Unreliable rules enforcement

Odreiw·7/25/2017, 3:15:22 PM·1 votes·335 views

The way it works is this:

Most of the penalties are automated, AFAIK, and support tickets usually don't accomplish anything even if merited (although, to be fair, people who successfully appeal something are less likely to post about it, so it could just be that I only see the negative results).

The issue with this is the following:

If a player spends the first 10 or so minutes trolling or griefing, and then starts legitimately trying to cooperate with the team and win, that player virtually never gets reported by anyone other than the immediate victim (eg the person runs to lane, shoves the waves to steal xp, feeds the laner, and puts the other mid at level 6 while you're at 3. Yes, this is specific for a reason).

That is, this player gets away with both ruining the enjoyment and ruining the chances of winning the game, with no penalty.
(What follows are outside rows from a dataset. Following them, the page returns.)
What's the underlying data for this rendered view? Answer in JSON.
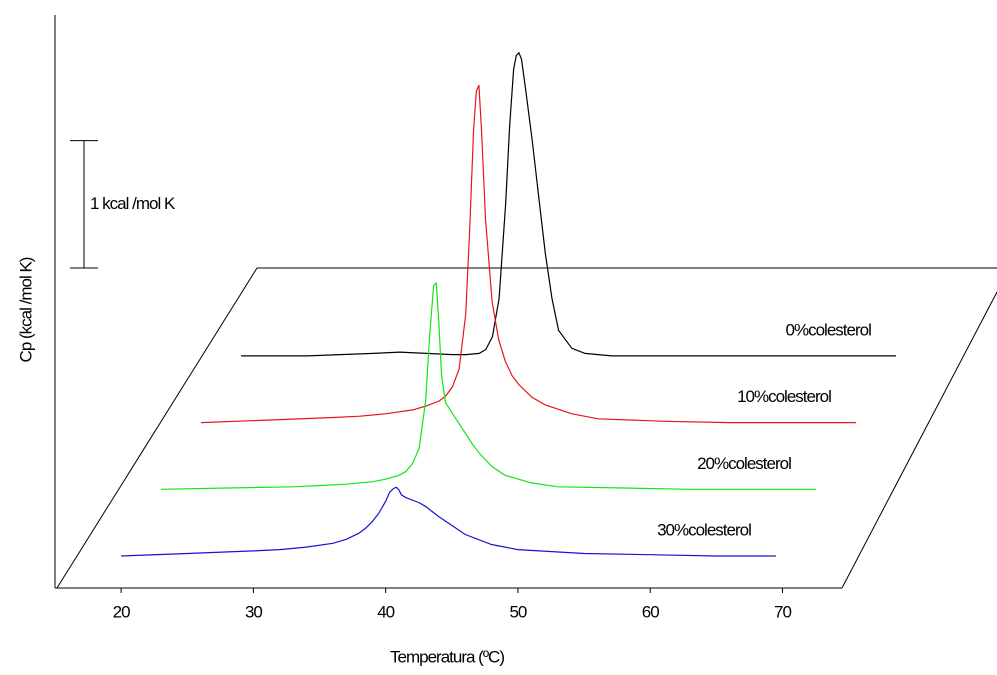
{
  "chart_data": {
    "type": "line",
    "x_label": "Temperatura (ºC)",
    "y_label": "Cp (kcal /mol K)",
    "x": [
      20,
      25,
      30,
      32,
      34,
      36,
      37,
      38,
      38.5,
      39,
      39.5,
      40,
      40.3,
      40.6,
      40.8,
      41,
      41.2,
      41.5,
      42,
      42.5,
      43,
      43.5,
      44,
      45,
      46,
      48,
      50,
      55,
      60,
      65,
      69.5
    ],
    "series": [
      {
        "name": "0%colesterol",
        "color": "#000000",
        "values": [
          0,
          0,
          0.02,
          0.03,
          0.02,
          0.01,
          0.01,
          0.02,
          0.05,
          0.15,
          0.45,
          1.2,
          1.8,
          2.25,
          2.36,
          2.38,
          2.33,
          2.1,
          1.7,
          1.25,
          0.8,
          0.45,
          0.2,
          0.06,
          0.02,
          0,
          0,
          0,
          0,
          0,
          0
        ]
      },
      {
        "name": "10%colesterol",
        "color": "#e8141a",
        "values": [
          0,
          0.02,
          0.04,
          0.05,
          0.07,
          0.1,
          0.13,
          0.17,
          0.21,
          0.28,
          0.42,
          0.85,
          1.5,
          2.3,
          2.6,
          2.65,
          2.3,
          1.6,
          0.95,
          0.65,
          0.48,
          0.37,
          0.3,
          0.2,
          0.14,
          0.07,
          0.03,
          0.01,
          0,
          0,
          0
        ]
      },
      {
        "name": "20%colesterol",
        "color": "#14e614",
        "values": [
          0,
          0.01,
          0.02,
          0.03,
          0.04,
          0.06,
          0.08,
          0.11,
          0.14,
          0.2,
          0.32,
          0.7,
          1.2,
          1.6,
          1.62,
          1.3,
          0.9,
          0.68,
          0.6,
          0.52,
          0.44,
          0.36,
          0.29,
          0.18,
          0.11,
          0.05,
          0.02,
          0.01,
          0,
          0,
          0
        ]
      },
      {
        "name": "30%colesterol",
        "color": "#1414d2",
        "values": [
          0,
          0.02,
          0.04,
          0.05,
          0.07,
          0.1,
          0.13,
          0.18,
          0.22,
          0.27,
          0.34,
          0.43,
          0.5,
          0.53,
          0.54,
          0.52,
          0.48,
          0.46,
          0.44,
          0.42,
          0.39,
          0.35,
          0.31,
          0.24,
          0.17,
          0.09,
          0.05,
          0.02,
          0.01,
          0,
          0
        ]
      }
    ],
    "xlim": [
      15,
      74.5
    ],
    "xticks": [
      20,
      30,
      40,
      50,
      60,
      70
    ],
    "ylim": [
      0,
      4.5
    ],
    "scale_bar": {
      "value": 1,
      "label": "1 kcal /mol K"
    }
  }
}
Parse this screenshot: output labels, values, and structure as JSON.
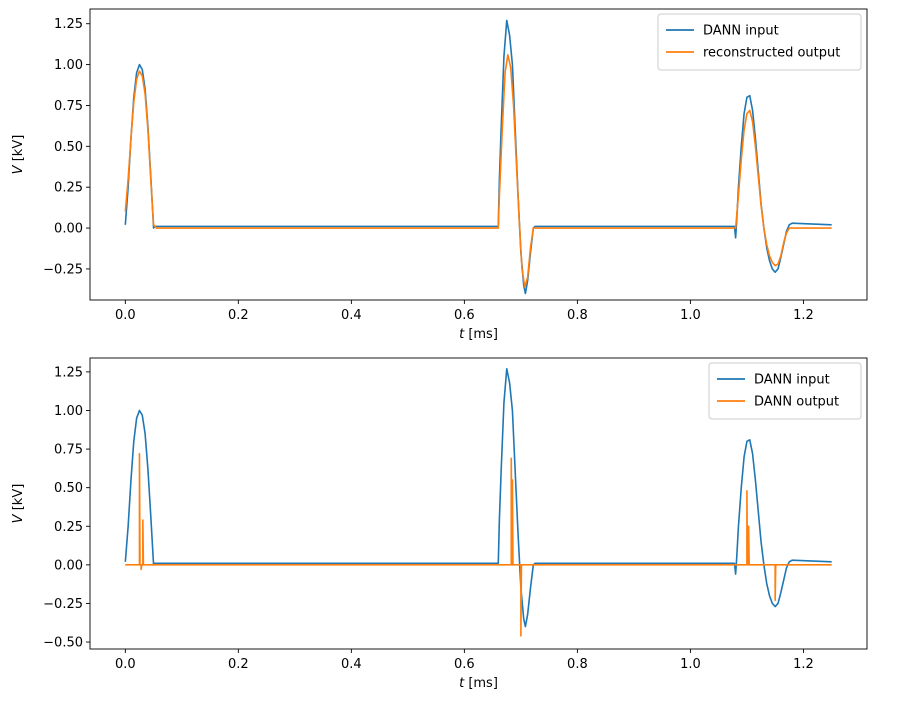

The problem with this result is that it enforces a rather unfortunate dichotomy. You can then do one of two things:

  1. Ignore it and play on. Mostly better, but then the player gets off with no penalty for ruining the game. Plus you're almost certainly going to lose anyway, so sportsmanship doesn't affect the outcome of the game.
  2. Vigilante-esque self-enforcement of the rules by flaming the person. Not a good option, but it happens. The main issue is that the other player still has no penalty.

For the love of god, riot, please at least have human review on these things. I'm usually pretty calm and supportive - I know mistakes happen; they're annoying, but I make them too, and I don't hold them against people. However, active griefing in a single game rarely carries a penalty, so I flamed people twice for the exact behavior described above and now I'm chat restricted and they got literally nothing.

I'm not arguing against the chat restriction; yes, I broke the rules. But so did they, and it's incredibly frustrating that the only recourse available to me is to be toxic, when they never get punished. Reviewing cases is used to determine if the penalty was merited, but has no option to see if someone else also deserved punishment. Please add a way to do this. I don't like flaming; it's not fun, but neither is the fact that your report system actively enforces doing nothing when someone goes from trolling to pretending to try.

4 Comments

TrulyBland7/25/2017, 3:37:45 PM1 votes

that player virtually never gets reported by anyone other than the immediate victim

Doesn't matter. One report is enough to trigger the automated review

Generally, the problem is that even for a human, even when watching a replay, it's not exactly an easy task to determine whether somebody is feeding or just having a bad game. That might not apply to your case in particular, but now think about what it would mean to manually review every single case where somebody reported another person for intentional feeding. It's simply not feasible to have every report for intentional feeding handled by a human. What supports this point is that despite what you apparently assume, Riot does still do manual reviews, both for verbal toxicity and griefing. But it's simply not enough by far to deal with the huge amount of games that are played every day.